The measurement of hydrogen gas in the oil of an electrical transformer is of interest as it is an indication of the breakdown of the oil caused by overheating and/or arcing inside the transformer. Transformer oil cools the transformer and acts as a dielectric. As transformer oil ages it becomes a less effective dielectric. The increase in hydrogen dissolved in the transformer oil is an indicator of the coming failure of the transformer.
For large transformers there are hydrogen sensors that use gas chromatography or photo-acoustic spectroscopy to determine the amount of hydrogen gas within a transformer's oil. Such devices are very expensive and the expense is not justified for smaller transformers. There are many older, small transformers that could be monitored if a low-cost method of doing so was available.
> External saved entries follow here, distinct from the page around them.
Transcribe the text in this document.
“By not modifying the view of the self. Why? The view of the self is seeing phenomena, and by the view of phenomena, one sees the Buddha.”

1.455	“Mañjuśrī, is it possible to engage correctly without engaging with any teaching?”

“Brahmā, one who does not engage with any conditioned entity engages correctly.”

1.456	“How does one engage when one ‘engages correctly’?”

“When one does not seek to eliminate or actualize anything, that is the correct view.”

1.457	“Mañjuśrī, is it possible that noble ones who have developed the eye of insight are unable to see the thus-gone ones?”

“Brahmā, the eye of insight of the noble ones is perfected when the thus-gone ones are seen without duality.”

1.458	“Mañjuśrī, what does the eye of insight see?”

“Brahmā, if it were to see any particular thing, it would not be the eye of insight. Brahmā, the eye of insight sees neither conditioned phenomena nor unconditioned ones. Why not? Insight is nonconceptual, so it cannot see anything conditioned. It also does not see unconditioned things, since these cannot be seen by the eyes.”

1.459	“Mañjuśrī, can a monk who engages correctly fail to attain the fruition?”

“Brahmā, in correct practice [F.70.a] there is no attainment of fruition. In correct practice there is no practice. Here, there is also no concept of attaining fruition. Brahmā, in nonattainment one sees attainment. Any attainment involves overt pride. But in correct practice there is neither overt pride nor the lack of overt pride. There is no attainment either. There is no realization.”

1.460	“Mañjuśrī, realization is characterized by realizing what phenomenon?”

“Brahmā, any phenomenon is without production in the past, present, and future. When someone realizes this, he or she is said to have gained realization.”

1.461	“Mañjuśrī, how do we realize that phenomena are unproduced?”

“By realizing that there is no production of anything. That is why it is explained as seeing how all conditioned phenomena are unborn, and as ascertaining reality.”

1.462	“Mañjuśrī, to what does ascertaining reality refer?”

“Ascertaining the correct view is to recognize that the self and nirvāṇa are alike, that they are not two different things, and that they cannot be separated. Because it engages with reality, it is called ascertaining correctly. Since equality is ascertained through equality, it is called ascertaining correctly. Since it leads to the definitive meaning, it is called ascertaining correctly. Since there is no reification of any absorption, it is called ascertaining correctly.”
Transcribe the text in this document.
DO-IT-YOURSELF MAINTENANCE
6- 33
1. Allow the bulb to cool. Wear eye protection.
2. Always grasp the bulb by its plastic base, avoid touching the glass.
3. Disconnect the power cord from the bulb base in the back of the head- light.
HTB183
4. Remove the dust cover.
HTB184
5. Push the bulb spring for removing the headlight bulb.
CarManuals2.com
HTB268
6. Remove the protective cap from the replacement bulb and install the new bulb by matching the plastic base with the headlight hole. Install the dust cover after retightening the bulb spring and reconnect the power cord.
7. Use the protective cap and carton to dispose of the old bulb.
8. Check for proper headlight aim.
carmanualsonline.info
A lower-cost gas monitor, the Hydran™ M2 manufactured by General Electric Company has been in use. However, this gas monitor only senses combustible gases and then uses a formula to estimate how much of the gas typically is hydrogen and how much is other gases.
An article “Overview of Online Oil Monitoring Technologies” by Tim Cargol at the Fourth Annual Weidmann-ACTI Technical Conference, San Antonio 2005 provides a discussion of oil gas measuring techniques, including hydrogen measurement.
Palladium hydrogen sensors are disclosed in Gases and Technology, July/August 2006, in the article, “Palladium Nanoparticle Hydrogen Sensor” pages 18-21. Palladium sensors are also disclosed in U.S. Patent Publications 2007/0125153—Visel et al., 2007/0068493—Pavlovsky, and 2004/0261500—Ng et al. U.S. Patent Application No. 2010/007828 discloses a hydrogen sensor for an electrical transformer.
There is a need for low-cost method of determining hydrogen gas content in oils, such as in electric power generation and transmission and distribution equipment especially transformers. There is a particular need for a method and apparatus for mounting a hydrogen sensor to electric power generation transmission and distribution equipment that does not require taking the equipment out of service and preferably uses existing fittings or ports in the equipment without the necessity of making new openings in the housings for the equipment. It would particularly advantageous to provide a method and apparatus for attaching a hydrogen sensor to a transformer or the like using the port used for a pressure sensor especially a rapid pressure rise sensor.